Ben 08.09.04 at 3:48 pm

#6 Work odd hours, and claim to go to lots of meetings away from your desk. Schedule these meetings, if they exist at all, at the time when your co-workers are most likely to need you. This means colleagues get dumped with work and you are plausibly able to claim no knowledge of ongoing projects (Copyright: My old boss)

#7 Be competent at your very core task and utterly useless at everything else (e.g. using any software), thereby making collagues push work, even your chores, elsewhere. (Copyright: My sales team)

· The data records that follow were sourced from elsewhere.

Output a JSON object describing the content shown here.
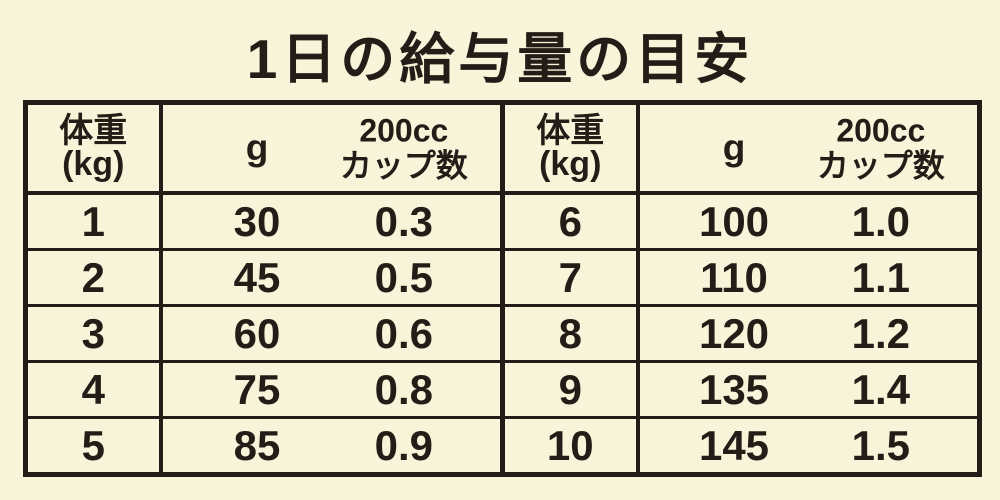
{
  "colors": {
    "background": "#f8f4da",
    "ink": "#241d17"
  },
  "title": "1日の給与量の目安",
  "table": {
    "header": {
      "weight": "体重",
      "weight_unit": "(kg)",
      "grams": "g",
      "cup_line1": "200cc",
      "cup_line2": "カップ数"
    },
    "left_rows": [
      {
        "weight": "1",
        "grams": "30",
        "cups": "0.3"
      },
      {
        "weight": "2",
        "grams": "45",
        "cups": "0.5"
      },
      {
        "weight": "3",
        "grams": "60",
        "cups": "0.6"
      },
      {
        "weight": "4",
        "grams": "75",
        "cups": "0.8"
      },
      {
        "weight": "5",
        "grams": "85",
        "cups": "0.9"
      }
    ],
    "right_rows": [
      {
        "weight": "6",
        "grams": "100",
        "cups": "1.0"
      },
      {
        "weight": "7",
        "grams": "110",
        "cups": "1.1"
      },
      {
        "weight": "8",
        "grams": "120",
        "cups": "1.2"
      },
      {
        "weight": "9",
        "grams": "135",
        "cups": "1.4"
      },
      {
        "weight": "10",
        "grams": "145",
        "cups": "1.5"
      }
    ]
  },
  "chart_data": {
    "type": "table",
    "title": "1日の給与量の目安",
    "columns": [
      "体重(kg)",
      "g",
      "200ccカップ数"
    ],
    "rows": [
      [
        1,
        30,
        0.3
      ],
      [
        2,
        45,
        0.5
      ],
      [
        3,
        60,
        0.6
      ],
      [
        4,
        75,
        0.8
      ],
      [
        5,
        85,
        0.9
      ],
      [
        6,
        100,
        1.0
      ],
      [
        7,
        110,
        1.1
      ],
      [
        8,
        120,
        1.2
      ],
      [
        9,
        135,
        1.4
      ],
      [
        10,
        145,
        1.5
      ]
    ],
    "layout": "split-into-two-side-by-side-halves (rows 1-5 left, rows 6-10 right)",
    "grid": true
  }
}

#8 Be mysterious about your role. This makes people respect you as a specialist, but enables you to turn away anything that isn’t your job. (Copyright: My old colleague)

3

Tim B. 08.09.04 at 4:33 pm

I’m reminded of an incident at work years ago. Steve and I had adjoining cubicles, and one morning I heard his phone ringing and ringing and ringing. When I couldn’t stand it any longer, I got up and peered around the partition. Steve was leaning back in his chair, fingers interlocked in his lap, and staring at the noisesome phone. “Steve,” I asked, “why aren’t you picking that up?” To which he casually replied: “If I answered it too quickly, they’d think I wasn’t doing anything.”

4

jimbo 08.09.04 at 5:24 pm

Number 1 was one of George Costanza’s standbys. He also was partial to the “when in a public area, let loose with a sigh” strategy – it makes you look put upon…

5

Telford 08.09.04 at 8:31 pm

EDP accuses her of “spreading gangrene through the system from within”.

LOL! I love it!

No, we Lacanian Maos are not dead.

6

Thlayli 08.09.04 at 11:13 pm

#9 Download a long comment thread (Atrios and Kevin Drum are the best sources for these). The comment windows easily stash under other applications, and as a bonus a check of the firewall logs will not show you constantly accessing the Interweb.

7

will 08.10.04 at 5:15 am

As I recall, the author of a book called Disciplined Minds was fired from Physics Today after admitting it was partially written during time at work.

8

anonregularreader 08.10.04 at 6:39 am

Guilty, guilty, guilty. Oh the shame.